Each of the three speakers had 15 minutes to give their testimony regarding death row. Then, at the end for about 20 minutes, the audience had the chance to ask questions.
“This event was a good way to learn about the issue,” said Nicole Stauch, president of OSU’s Pi Sigma Alpha chapter. “Even as a political science major, I learned a lot.”
Meléndez, who was a resident in Puerto Rico when he was falsely convicted of the death sentence, spent 18 years on Florida’s death row. Many of his inmates committed suicide by convincing their jailor to give them a plastic garbage bag, with which they twisted into a rope to hang themselves.
Meléndez, plagued by loneliness and depression in his situation, considered hanging himself with a garbage bag.
However, thinking and dreaming of his family and home life back in Puerto Rico, his knowledge of his innocence, keeping a positive attitude and his faith that God would provide him a miracle at the right time, allowed Meléndez to regain his freedom and dignity.
His miracle came when a confession video was retrieved from the actual perpetrator of the crime Meléndez was accused of, and with it he was exonerated.

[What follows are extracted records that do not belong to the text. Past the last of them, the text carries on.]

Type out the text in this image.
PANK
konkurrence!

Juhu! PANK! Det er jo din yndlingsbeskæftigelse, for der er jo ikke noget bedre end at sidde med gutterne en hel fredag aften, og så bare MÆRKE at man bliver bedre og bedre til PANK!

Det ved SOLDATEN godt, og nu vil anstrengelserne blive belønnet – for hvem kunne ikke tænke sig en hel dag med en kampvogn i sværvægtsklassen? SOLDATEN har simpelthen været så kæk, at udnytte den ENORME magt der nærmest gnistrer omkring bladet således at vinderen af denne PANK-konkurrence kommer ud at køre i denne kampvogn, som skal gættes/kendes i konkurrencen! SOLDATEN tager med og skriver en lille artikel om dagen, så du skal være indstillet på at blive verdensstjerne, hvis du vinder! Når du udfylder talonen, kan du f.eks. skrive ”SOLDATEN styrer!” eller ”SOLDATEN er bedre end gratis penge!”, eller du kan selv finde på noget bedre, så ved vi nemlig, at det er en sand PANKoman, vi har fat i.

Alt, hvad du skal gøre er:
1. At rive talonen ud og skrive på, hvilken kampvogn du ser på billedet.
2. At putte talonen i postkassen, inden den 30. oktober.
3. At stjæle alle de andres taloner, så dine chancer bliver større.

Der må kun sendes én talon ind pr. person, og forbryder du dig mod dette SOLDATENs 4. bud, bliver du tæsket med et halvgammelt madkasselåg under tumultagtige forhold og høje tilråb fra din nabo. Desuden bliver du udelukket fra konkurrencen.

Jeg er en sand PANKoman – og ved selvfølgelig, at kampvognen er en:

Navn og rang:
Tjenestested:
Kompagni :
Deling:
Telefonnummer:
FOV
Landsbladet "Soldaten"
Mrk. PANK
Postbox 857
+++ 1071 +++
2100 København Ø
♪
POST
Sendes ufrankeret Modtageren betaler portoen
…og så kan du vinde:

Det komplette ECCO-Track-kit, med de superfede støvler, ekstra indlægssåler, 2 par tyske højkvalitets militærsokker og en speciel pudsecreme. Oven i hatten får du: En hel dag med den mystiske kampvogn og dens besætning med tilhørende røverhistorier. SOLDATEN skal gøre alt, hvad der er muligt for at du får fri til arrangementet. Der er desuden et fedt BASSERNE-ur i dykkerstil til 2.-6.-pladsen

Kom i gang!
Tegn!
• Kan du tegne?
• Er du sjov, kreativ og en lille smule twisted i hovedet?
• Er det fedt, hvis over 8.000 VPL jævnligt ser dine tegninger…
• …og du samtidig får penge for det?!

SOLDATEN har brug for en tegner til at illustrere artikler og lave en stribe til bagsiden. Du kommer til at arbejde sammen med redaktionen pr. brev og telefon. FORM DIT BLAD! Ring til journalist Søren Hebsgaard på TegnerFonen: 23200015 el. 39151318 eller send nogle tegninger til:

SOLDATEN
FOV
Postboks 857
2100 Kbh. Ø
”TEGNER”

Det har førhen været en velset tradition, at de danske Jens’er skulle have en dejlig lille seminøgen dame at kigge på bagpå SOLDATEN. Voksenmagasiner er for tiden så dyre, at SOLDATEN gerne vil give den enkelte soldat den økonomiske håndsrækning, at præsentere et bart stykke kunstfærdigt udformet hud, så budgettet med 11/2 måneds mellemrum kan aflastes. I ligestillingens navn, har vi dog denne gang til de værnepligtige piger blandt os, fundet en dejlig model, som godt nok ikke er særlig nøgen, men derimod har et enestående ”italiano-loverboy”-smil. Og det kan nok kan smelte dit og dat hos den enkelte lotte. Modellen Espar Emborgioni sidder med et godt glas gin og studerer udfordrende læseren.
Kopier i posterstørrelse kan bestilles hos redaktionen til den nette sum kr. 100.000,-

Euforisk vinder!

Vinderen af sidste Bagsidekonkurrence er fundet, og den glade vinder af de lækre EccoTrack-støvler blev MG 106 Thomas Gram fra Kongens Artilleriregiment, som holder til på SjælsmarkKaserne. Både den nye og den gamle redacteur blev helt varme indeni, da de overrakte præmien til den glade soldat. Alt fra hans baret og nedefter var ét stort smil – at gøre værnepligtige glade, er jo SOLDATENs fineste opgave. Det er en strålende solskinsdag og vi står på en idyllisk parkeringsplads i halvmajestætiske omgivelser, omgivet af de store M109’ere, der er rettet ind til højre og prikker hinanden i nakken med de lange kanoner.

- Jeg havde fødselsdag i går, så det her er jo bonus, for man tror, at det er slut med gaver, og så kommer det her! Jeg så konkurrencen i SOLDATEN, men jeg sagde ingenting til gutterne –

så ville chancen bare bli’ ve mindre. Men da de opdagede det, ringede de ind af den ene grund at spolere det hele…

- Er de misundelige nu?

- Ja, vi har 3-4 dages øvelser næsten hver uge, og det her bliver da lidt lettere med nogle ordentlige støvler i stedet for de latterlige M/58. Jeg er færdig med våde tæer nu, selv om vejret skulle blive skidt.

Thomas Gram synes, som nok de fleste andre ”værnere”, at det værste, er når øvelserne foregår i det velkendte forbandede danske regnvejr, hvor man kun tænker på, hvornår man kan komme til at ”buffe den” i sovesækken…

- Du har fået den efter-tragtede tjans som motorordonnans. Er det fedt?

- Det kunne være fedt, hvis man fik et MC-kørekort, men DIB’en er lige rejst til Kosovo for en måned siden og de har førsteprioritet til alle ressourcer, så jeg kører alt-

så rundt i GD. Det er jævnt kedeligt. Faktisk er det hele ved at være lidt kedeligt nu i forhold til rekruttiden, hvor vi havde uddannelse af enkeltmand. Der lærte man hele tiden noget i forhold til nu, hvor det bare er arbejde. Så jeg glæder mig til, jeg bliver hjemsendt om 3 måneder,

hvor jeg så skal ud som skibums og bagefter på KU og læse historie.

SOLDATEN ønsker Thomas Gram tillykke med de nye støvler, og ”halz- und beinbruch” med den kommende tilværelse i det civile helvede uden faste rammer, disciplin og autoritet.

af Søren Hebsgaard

“I wanted to see the moon and the stars,” Meléndez said, recalling what was going through his mind upon being proven innocent.
“I wanted to walk on grass and dirt,” Meléndez said. “I wanted to hold a baby. I desperately missed what we take for granted every day.”
Fahy, death penalty defense attorney, has been battling against capital punishment since the beginning of his career. Not only does he explain it as inhumane, unconstitutional, expensive and ineffective, but also as having negative effects on those administering it.
“The death penalty dehumanizes everyone involved,” Fahy said. “We turn our good honest penal staff into killers.”
These three men will continue to advocate against the death penalty for many years to come.
“We can always release an innocent person from prison, but never from the grave,” Meléndez said. “I dream and pray to God every day that the death penalty will be abolished.”